3. Binned Performance-Calibrated Confidence (Binned PCC)
Maps uncertainty scores to confidence bins based on output quality.
normalization:
type: "binned_pcc"
params:
num_bins: 10 # Number of bins for mapping
4. Isotonic Performance-Calibrated Confidence (Isotonic PCC)
Uses monotonic regression to map uncertainty to confidence while preserving ordering.
normalization:
type: "isotonic_pcc"
params:
y_min: 0.0 # Minimum confidence value
y_max: 1.0 # Maximum confidence value
increasing: false # Whether mapping should be increasing
out_of_bounds: "clip" # How to handle out-of-range values
Common Parameters
Calibration Strategy
normalization:
calibration:
strategy: "dataset_specific" # or "global"
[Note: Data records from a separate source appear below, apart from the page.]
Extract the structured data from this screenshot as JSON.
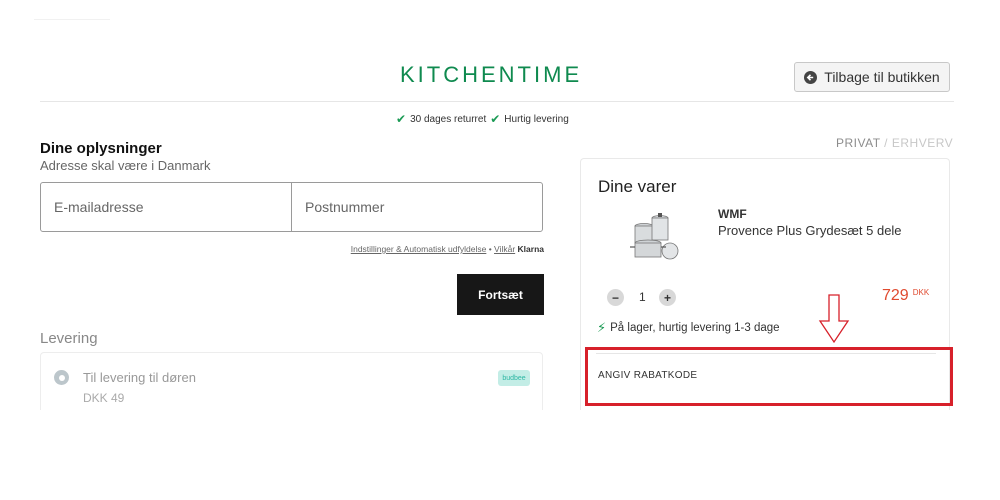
{
  "header": {
    "logo": "KITCHENTIME",
    "back_label": "Tilbage til butikken",
    "trust": [
      "30 dages returret",
      "Hurtig levering"
    ]
  },
  "info": {
    "title": "Dine oplysninger",
    "subtitle": "Adresse skal være i Danmark",
    "email_placeholder": "E-mailadresse",
    "postal_placeholder": "Postnummer",
    "legal_link1": "Indstillinger & Automatisk udfyldelse",
    "legal_sep": " • ",
    "legal_link2": "Vilkår",
    "legal_brand": "Klarna",
    "continue_label": "Fortsæt"
  },
  "delivery": {
    "title": "Levering",
    "option_label": "Til levering til døren",
    "option_price": "DKK 49",
    "carrier": "budbee"
  },
  "customer_type": {
    "active": "PRIVAT",
    "separator": " / ",
    "inactive": "ERHVERV"
  },
  "cart": {
    "title": "Dine varer",
    "brand": "WMF",
    "product": "Provence Plus Grydesæt 5 dele",
    "quantity": "1",
    "price": "729",
    "currency": "DKK",
    "stock": "På lager, hurtig levering 1-3 dage",
    "discount_label": "ANGIV RABATKODE"
  },
  "colors": {
    "brand_green": "#0f8a4f",
    "price_red": "#e04a2f",
    "highlight_red": "#d7202a",
    "button_dark": "#171717"
  },
  "icons": {
    "back": "arrow-left-circle-icon",
    "check": "checkmark-icon",
    "stock": "lightning-icon",
    "annotation": "down-arrow-icon"
  }
}
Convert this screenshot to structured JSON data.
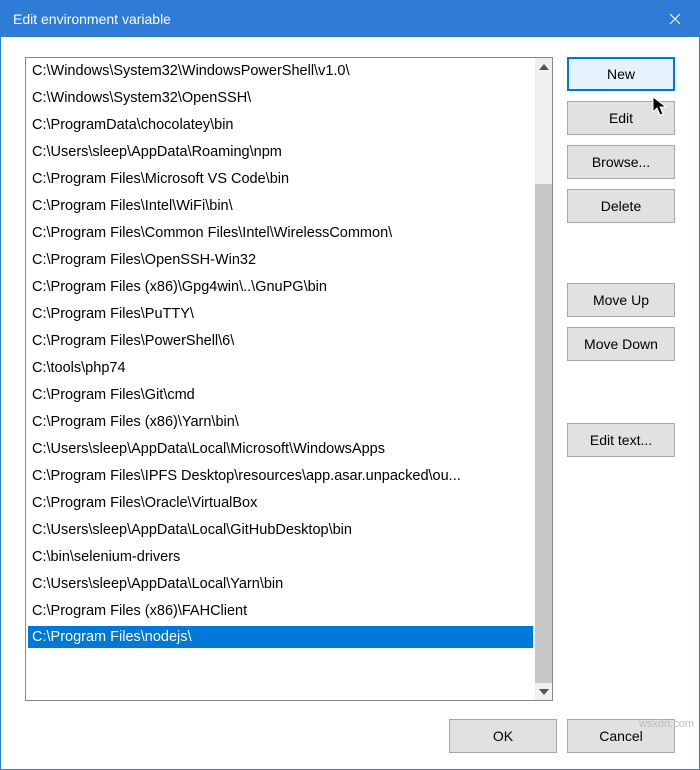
{
  "window": {
    "title": "Edit environment variable"
  },
  "list": {
    "items": [
      "C:\\Windows\\System32\\WindowsPowerShell\\v1.0\\",
      "C:\\Windows\\System32\\OpenSSH\\",
      "C:\\ProgramData\\chocolatey\\bin",
      "C:\\Users\\sleep\\AppData\\Roaming\\npm",
      "C:\\Program Files\\Microsoft VS Code\\bin",
      "C:\\Program Files\\Intel\\WiFi\\bin\\",
      "C:\\Program Files\\Common Files\\Intel\\WirelessCommon\\",
      "C:\\Program Files\\OpenSSH-Win32",
      "C:\\Program Files (x86)\\Gpg4win\\..\\GnuPG\\bin",
      "C:\\Program Files\\PuTTY\\",
      "C:\\Program Files\\PowerShell\\6\\",
      "C:\\tools\\php74",
      "C:\\Program Files\\Git\\cmd",
      "C:\\Program Files (x86)\\Yarn\\bin\\",
      "C:\\Users\\sleep\\AppData\\Local\\Microsoft\\WindowsApps",
      "C:\\Program Files\\IPFS Desktop\\resources\\app.asar.unpacked\\ou...",
      "C:\\Program Files\\Oracle\\VirtualBox",
      "C:\\Users\\sleep\\AppData\\Local\\GitHubDesktop\\bin",
      "C:\\bin\\selenium-drivers",
      "C:\\Users\\sleep\\AppData\\Local\\Yarn\\bin",
      "C:\\Program Files (x86)\\FAHClient"
    ],
    "editing_value": "C:\\Program Files\\nodejs\\"
  },
  "buttons": {
    "new": "New",
    "edit": "Edit",
    "browse": "Browse...",
    "delete": "Delete",
    "move_up": "Move Up",
    "move_down": "Move Down",
    "edit_text": "Edit text...",
    "ok": "OK",
    "cancel": "Cancel"
  },
  "watermark": "wsxdn.com"
}
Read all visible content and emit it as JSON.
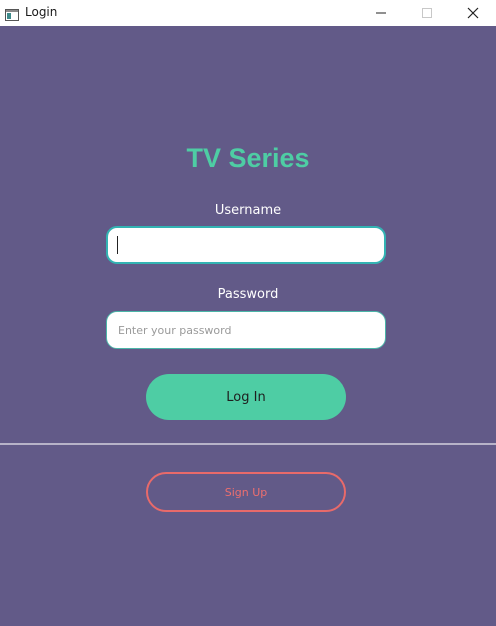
{
  "window": {
    "title": "Login",
    "controls": {
      "minimize": "minimize-icon",
      "maximize": "maximize-icon",
      "close": "close-icon"
    }
  },
  "app": {
    "title": "TV Series"
  },
  "form": {
    "username": {
      "label": "Username",
      "value": "",
      "placeholder": ""
    },
    "password": {
      "label": "Password",
      "value": "",
      "placeholder": "Enter your password"
    },
    "login_label": "Log In",
    "signup_label": "Sign Up"
  },
  "colors": {
    "background": "#625a88",
    "accent": "#4ecda4",
    "signup": "#ee6f6f",
    "input_focus_border": "#33b3b3"
  }
}
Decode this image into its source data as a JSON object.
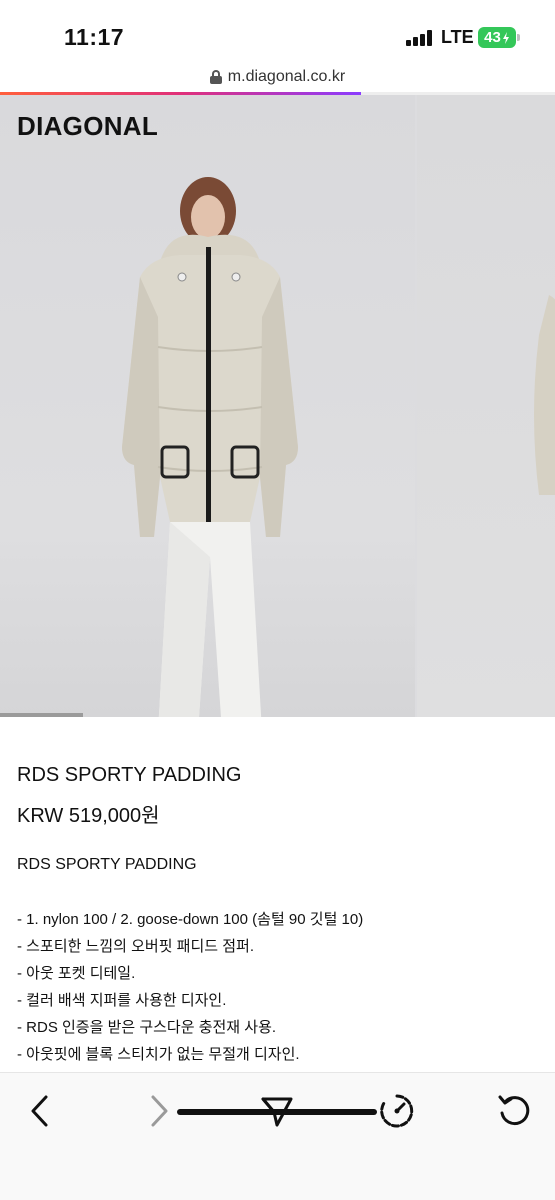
{
  "status_bar": {
    "time": "11:17",
    "network": "LTE",
    "battery": "43"
  },
  "browser": {
    "url": "m.diagonal.co.kr",
    "load_progress": 0.65
  },
  "hero": {
    "brand": "DIAGONAL",
    "slide_indicator_fraction": 0.2
  },
  "product": {
    "name": "RDS SPORTY PADDING",
    "price": "KRW 519,000원",
    "description_title": "RDS SPORTY PADDING",
    "description_items": [
      "- 1. nylon 100 / 2. goose-down 100 (솜털 90 깃털 10)",
      "- 스포티한 느낌의 오버핏 패디드 점퍼.",
      "- 아웃 포켓 디테일.",
      "- 컬러 배색 지퍼를 사용한 디자인.",
      "- RDS 인증을 받은 구스다운 충전재 사용.",
      "- 아웃핏에 블록 스티치가 없는 무절개 디자인."
    ]
  },
  "toolbar": {
    "icons": [
      "back-icon",
      "forward-icon",
      "share-icon",
      "speed-icon",
      "reload-icon"
    ]
  },
  "colors": {
    "battery": "#34c759",
    "jacket": "#dcd8cc",
    "background": "#ffffff"
  }
}
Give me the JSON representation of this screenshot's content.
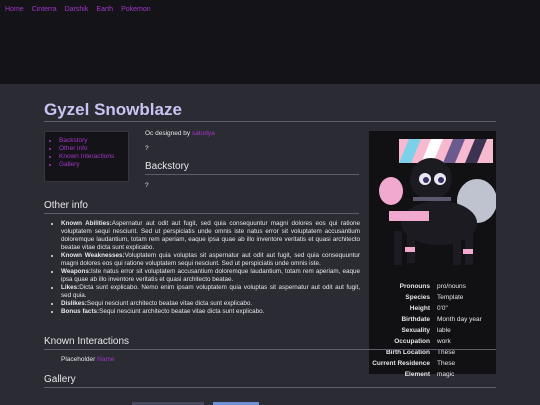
{
  "nav": {
    "links": [
      "Home",
      "Cinterra",
      "Darshik",
      "Earth",
      "Pokemon"
    ]
  },
  "page": {
    "title": "Gyzel Snowblaze"
  },
  "toc": {
    "items": [
      "Backstory",
      "Other info",
      "Known Interactions",
      "Gallery"
    ]
  },
  "credit": {
    "prefix": "Oc designed by",
    "designer": "satudya"
  },
  "intro": {
    "text": "?"
  },
  "backstory": {
    "heading": "Backstory",
    "text": "?"
  },
  "otherinfo": {
    "heading": "Other info",
    "items": [
      {
        "label": "Known Abilities:",
        "text": "Aspernatur aut odit aut fugit, sed quia consequuntur magni dolores eos qui ratione voluptatem sequi nesciunt. Sed ut perspiciatis unde omnis iste natus error sit voluptatem accusantium doloremque laudantium, totam rem aperiam, eaque ipsa quae ab illo inventore veritatis et quasi architecto beatae vitae dicta sunt explicabo."
      },
      {
        "label": "Known Weaknesses:",
        "text": "Voluptatem quia voluptas sit aspernatur aut odit aut fugit, sed quia consequuntur magni dolores eos qui ratione voluptatem sequi nesciunt. Sed ut perspiciatis unde omnis iste."
      },
      {
        "label": "Weapons:",
        "text": "Iste natus error sit voluptatem accusantium doloremque laudantium, totam rem aperiam, eaque ipsa quae ab illo inventore veritatis et quasi architecto beatae."
      },
      {
        "label": "Likes:",
        "text": "Dicta sunt explicabo. Nemo enim ipsam voluptatem quia voluptas sit aspernatur aut odit aut fugit, sed quia."
      },
      {
        "label": "Dislikes:",
        "text": "Sequi nesciunt architecto beatae vitae dicta sunt explicabo."
      },
      {
        "label": "Bonus facts:",
        "text": "Sequi nesciunt architecto beatae vitae dicta sunt explicabo."
      }
    ]
  },
  "known": {
    "heading": "Known Interactions",
    "placeholder": "Placeholder",
    "name": "Name"
  },
  "gallery": {
    "heading": "Gallery"
  },
  "infobox": {
    "rows": [
      {
        "key": "Pronouns",
        "value": "pro/nouns"
      },
      {
        "key": "Species",
        "value": "Template"
      },
      {
        "key": "Height",
        "value": "0'0\""
      },
      {
        "key": "Birthdate",
        "value": "Month day year"
      },
      {
        "key": "Sexuality",
        "value": "lable"
      },
      {
        "key": "Occupation",
        "value": "work"
      },
      {
        "key": "Birth Location",
        "value": "These"
      },
      {
        "key": "Current Residence",
        "value": "These"
      },
      {
        "key": "Element",
        "value": "magic"
      }
    ]
  },
  "colors": {
    "accent": "#a236c9",
    "title": "#c8c3f2",
    "background": "#2b2b33",
    "panel": "#141418"
  }
}
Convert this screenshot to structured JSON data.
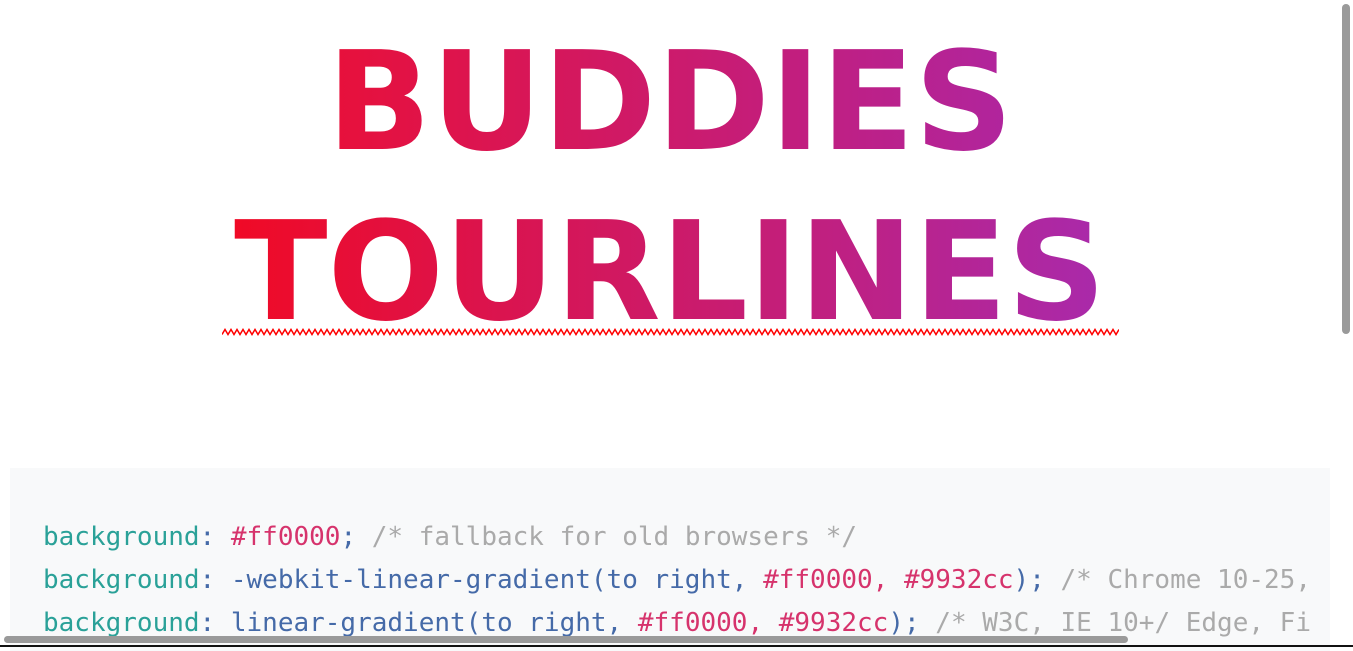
{
  "heading": {
    "line1": "BUDDIES",
    "line2": "TOURLINES"
  },
  "colors": {
    "gradient_start": "#ff0000",
    "gradient_end": "#9932cc",
    "spellcheck_underline": "#ff0000",
    "code_background": "#f8f9fa"
  },
  "code": {
    "lines": [
      {
        "prop": "background",
        "colon": ":",
        "value_func": "",
        "value_hex1": "#ff0000",
        "value_sep": "",
        "value_hex2": "",
        "close": "",
        "semicolon": ";",
        "comment": "/* fallback for old browsers */"
      },
      {
        "prop": "background",
        "colon": ":",
        "value_func": "-webkit-linear-gradient(to right, ",
        "value_hex1": "#ff0000",
        "value_sep": ", ",
        "value_hex2": "#9932cc",
        "close": ")",
        "semicolon": ";",
        "comment": "/* Chrome 10-25,"
      },
      {
        "prop": "background",
        "colon": ":",
        "value_func": "linear-gradient(to right, ",
        "value_hex1": "#ff0000",
        "value_sep": ", ",
        "value_hex2": "#9932cc",
        "close": ")",
        "semicolon": ";",
        "comment": "/* W3C, IE 10+/ Edge, Fi"
      }
    ]
  }
}
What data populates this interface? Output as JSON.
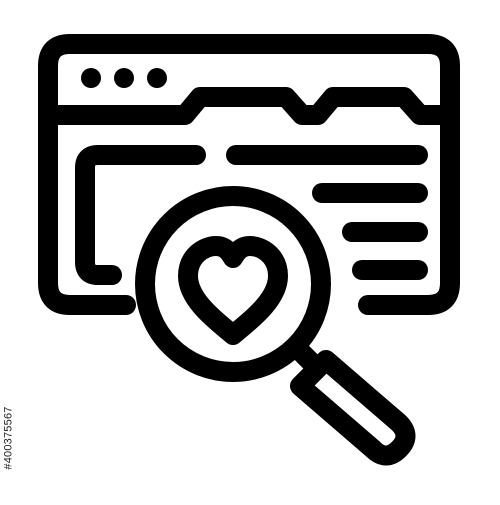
{
  "stock_id": {
    "text": "#400375567"
  },
  "icon": {
    "name": "search-favorite-website-icon",
    "stroke_color": "#000000",
    "background_color": "#ffffff"
  }
}
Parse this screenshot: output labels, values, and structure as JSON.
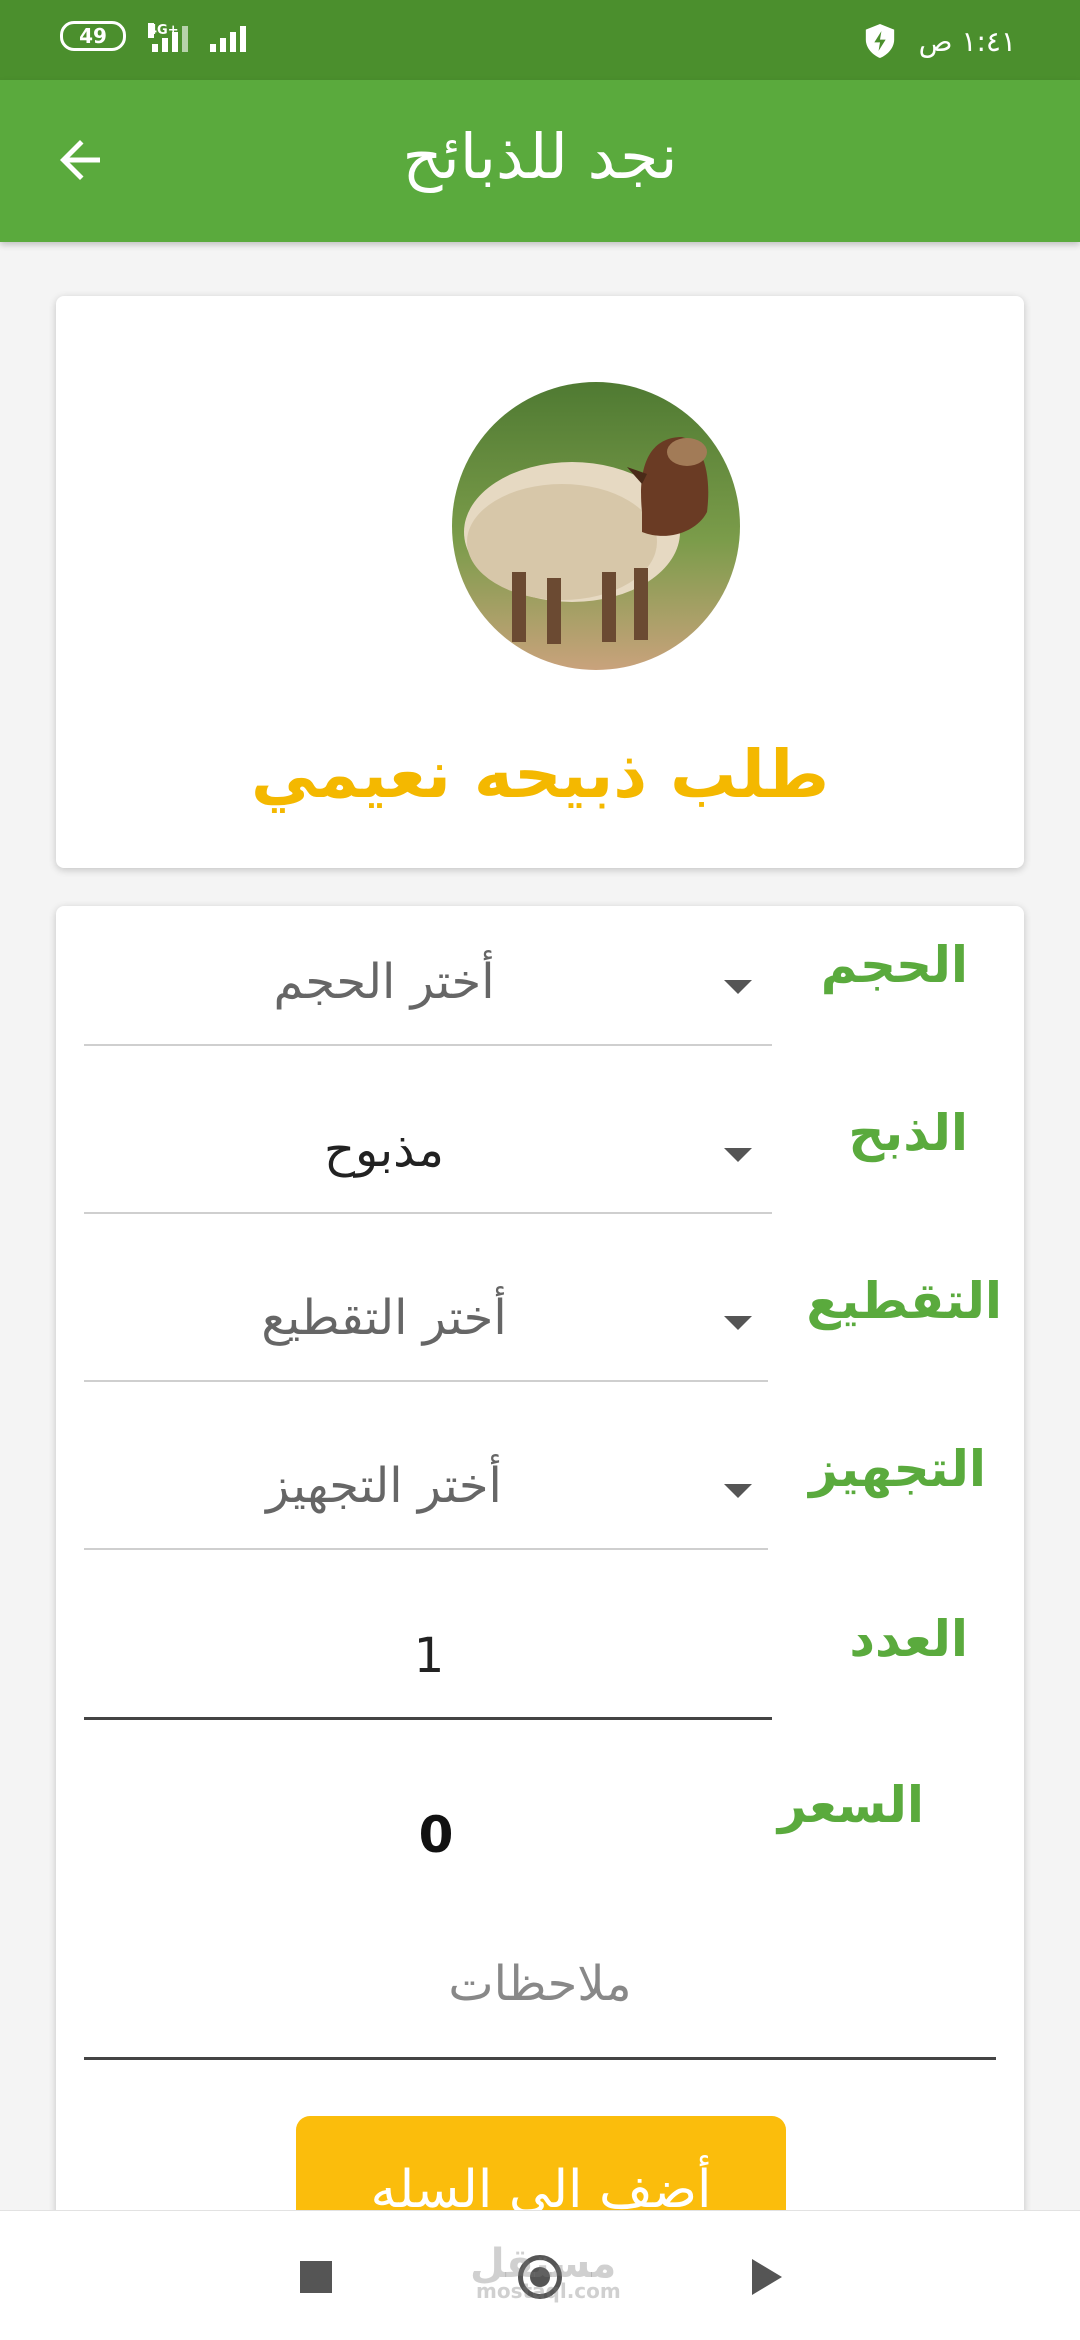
{
  "status_bar": {
    "battery": "49",
    "network": "4G+",
    "time": "١:٤١ ص"
  },
  "app_bar": {
    "title": "نجد للذبائح"
  },
  "product": {
    "title": "طلب ذبيحه نعيمي"
  },
  "form": {
    "size": {
      "label": "الحجم",
      "value": "أختر الحجم"
    },
    "slaughter": {
      "label": "الذبح",
      "value": "مذبوح"
    },
    "cutting": {
      "label": "التقطيع",
      "value": "أختر التقطيع"
    },
    "preparation": {
      "label": "التجهيز",
      "value": "أختر التجهيز"
    },
    "quantity": {
      "label": "العدد",
      "value": "1"
    },
    "price": {
      "label": "السعر",
      "value": "0"
    },
    "notes": {
      "placeholder": "ملاحظات"
    },
    "add_button": "أضف الى السله"
  },
  "watermark": {
    "text": "مستقل",
    "sub": "mostaql.com"
  }
}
background_dataset: null # Optional background dataset for global calibration
Data Processing
normalization:
processing:
ignore_nans: true # Whether to ignore NaN values in calibration
normalize_metrics: true # Whether to normalize quality metrics
Caching
normalization:
cache:
enabled: true
path: "${cache_path}/normalization"
version: "v1"
Usage Examples
Basic MinMax Normalization
normalization:
type: "minmax"
clip: true
calibration:
strategy: "dataset_specific"
Global Isotonic PCC
normalization:
type: "isotonic_pcc"
params:
y_min: 0.0
y_max: 1.0
increasing: false
calibration:
strategy: "global"
background_dataset: "allenai/c4"
Binned PCC with Custom Settings
normalization:
type: "binned_pcc"
params:
num_bins: 20
processing:
ignore_nans: false
normalize_metrics: true
cache:
enabled: true
Best Practices
1. Method Selection
Use MinMax/Quantile for simple scaling needs
Use PCC methods when interpretability is crucial
Prefer Isotonic PCC when preserving score ordering is important
2. Calibration Strategy
Use dataset-specific calibration when possible
Use global calibration when consistency across tasks is needed
Consider using background dataset for robust global calibration
3. Performance Considerations
Enable caching for large datasets
Adjust bin count based on dataset size
Monitor memory usage with large calibration sets
Integration with Other Configs
Core normalization settings can be overridden by:
Task-specific configs
Model-specific configs
Instruction-tuned model configs
Core settings serve as defaults when not specified in other configuration layers.